The impressive linguistic abilities of large language models (LLMs) have recommended them as models of human sentence processing, with some conjecturing a positive ‘quality-power’ relationship (Wilcox et al., 2023), in which language models’ (LMs’) fit to psychometric data continues to improve as their ability to predict words in context increases. This is important because it suggests that elements of LLM architecture, such as veridical attention to context and a unique objective of predicting up-coming words, reflect the architecture of the human sentence processing faculty, and that any inadequacies in predicting human reading time and brain imaging data may be attributed to insufficient model complexity, which recedes as larger models become available. Recent studies (Oh and Schuler, 2023) have shown this scaling inverts after a point, as LMs become excessively large and accurate, when word prediction probability (as information-theoretic surprisal) is used as a predictor. Other studies propose the use of entire vectors from differently sized LLMs, still showing positive scaling (Schrimpf et al., 2021), casting doubt on the value of surprisal as a predictor, but do not control for the larger number of predictors in vectors from larger LMs. This study evaluates LLM scaling using entire LLM vectors, while controlling for the larger number of predictors in vectors from larger LLMs. Results show that inverse scaling obtains, suggesting that inadequacies in predicting human reading time and brain imaging data may be due to substantial misalignment between LLMs and human sentence processing, which worsens as larger models are used.
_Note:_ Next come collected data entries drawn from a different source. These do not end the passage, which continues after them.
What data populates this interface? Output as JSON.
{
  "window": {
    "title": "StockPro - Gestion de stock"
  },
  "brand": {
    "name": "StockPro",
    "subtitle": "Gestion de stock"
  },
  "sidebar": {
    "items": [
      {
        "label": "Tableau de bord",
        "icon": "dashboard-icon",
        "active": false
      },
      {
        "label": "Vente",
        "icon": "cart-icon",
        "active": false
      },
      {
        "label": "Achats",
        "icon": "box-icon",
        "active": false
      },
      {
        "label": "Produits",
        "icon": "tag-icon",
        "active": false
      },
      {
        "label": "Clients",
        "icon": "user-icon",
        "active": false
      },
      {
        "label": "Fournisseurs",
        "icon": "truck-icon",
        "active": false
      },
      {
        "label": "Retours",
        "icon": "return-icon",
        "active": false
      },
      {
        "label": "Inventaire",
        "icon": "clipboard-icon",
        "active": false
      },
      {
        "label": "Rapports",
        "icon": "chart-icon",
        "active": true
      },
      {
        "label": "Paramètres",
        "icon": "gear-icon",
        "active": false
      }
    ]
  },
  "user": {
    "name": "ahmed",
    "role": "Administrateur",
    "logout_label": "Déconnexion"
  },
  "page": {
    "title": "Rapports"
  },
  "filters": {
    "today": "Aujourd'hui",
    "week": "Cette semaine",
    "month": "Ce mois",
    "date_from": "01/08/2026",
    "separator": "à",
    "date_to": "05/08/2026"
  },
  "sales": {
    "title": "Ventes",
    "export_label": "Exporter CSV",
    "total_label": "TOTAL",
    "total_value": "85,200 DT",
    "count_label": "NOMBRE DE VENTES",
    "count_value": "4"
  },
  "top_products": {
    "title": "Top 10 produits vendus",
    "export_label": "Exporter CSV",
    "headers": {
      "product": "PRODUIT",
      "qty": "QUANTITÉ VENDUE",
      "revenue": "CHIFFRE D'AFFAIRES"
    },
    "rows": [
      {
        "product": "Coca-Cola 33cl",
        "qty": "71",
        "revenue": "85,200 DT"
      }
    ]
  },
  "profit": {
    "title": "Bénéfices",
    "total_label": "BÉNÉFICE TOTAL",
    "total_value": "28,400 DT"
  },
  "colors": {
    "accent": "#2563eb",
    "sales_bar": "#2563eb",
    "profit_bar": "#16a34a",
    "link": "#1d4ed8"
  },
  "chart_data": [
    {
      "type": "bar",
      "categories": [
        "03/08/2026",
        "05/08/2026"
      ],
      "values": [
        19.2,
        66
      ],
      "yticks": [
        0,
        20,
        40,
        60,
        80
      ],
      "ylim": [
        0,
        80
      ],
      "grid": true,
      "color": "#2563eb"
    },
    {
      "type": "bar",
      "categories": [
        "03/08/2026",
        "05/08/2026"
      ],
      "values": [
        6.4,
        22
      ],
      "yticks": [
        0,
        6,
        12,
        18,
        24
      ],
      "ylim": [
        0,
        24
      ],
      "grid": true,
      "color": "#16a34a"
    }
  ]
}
Clippers 9/9: Tomiris Kaumenova on a Self-trained Evaluator for Persona Adherence

Large Language Models (LLMs) are used to simulate role-specific interactions, such as doctor–patient dialogues, but they often drift away from their assigned personas in longer conversations. This raises issues for controllability, consistency, and safety, especially in the healthcare domain. As part of the JSALT 2025 workshop, I focused on building a self-trained evaluator for persona adherence in doctor–patient dialogues. Instead of relying on costly human annotation or large closed models, this approach iteratively trains smaller open-source models on contrastive synthetic data, created by generating matched and minimally altered (unmatched) personas. In this Clippers talk, I’ll walk through the approach, share some promising results, and outline directions for where this work is headed next.

Clippers 9/2: Lara Downing (CRIS Ohio), “Emergencies don’t discriminate, and neither should your response system”: dialogue on the use of machine translation in high-stakes contexts

“Emergencies don’t discriminate, and neither should your response system”: dialogue on the use of machine translation in high-stakes contexts

Lara Downing
Program Manager, Victims of Crime Assistance Program
Community Refugee & Immigration Services (CRIS)

Abstract:

Machine translation has proliferated across many sectors of society, including high-stakes domains such as policing, healthcare, courts, and emergency communication centers. Adopted for its relative low cost, ease of use, fast response time, and broad language options, overreliance on MT without human interpreters raises urgent questions about accuracy, accountability, informed consent, privacy, and language rights. Public and nonprofit sector decision makers often face funding cuts, mounting federal pressure, lack of technical expertise, and limited guidance that is accessible, data driven, and from independent sources when incorporating AI products into their language access plans.

Using real-world use cases from her role as a social worker at a local immigrant services organization, Lara Downing will focus on the social impact of automated translation on marginalized communities. She will then invite attendees to share their perspectives. What role might academic researchers play in evaluating MT use in the wild? How might researchers contribute to clearer understanding of MT’s potential and its limits in the public and amongst key decision makers? What frameworks can guide its responsible application while mitigating the risks of critical miscommunications, erosion of due process rights, amplification of inequity, waste of public resources, and misuse of sensitive data? By bridging social work practice with computational linguistics, Lara’s goal is to foster dialogue on safeguarding linguistic rights while shaping a more ethically grounded trajectory for translation technologies.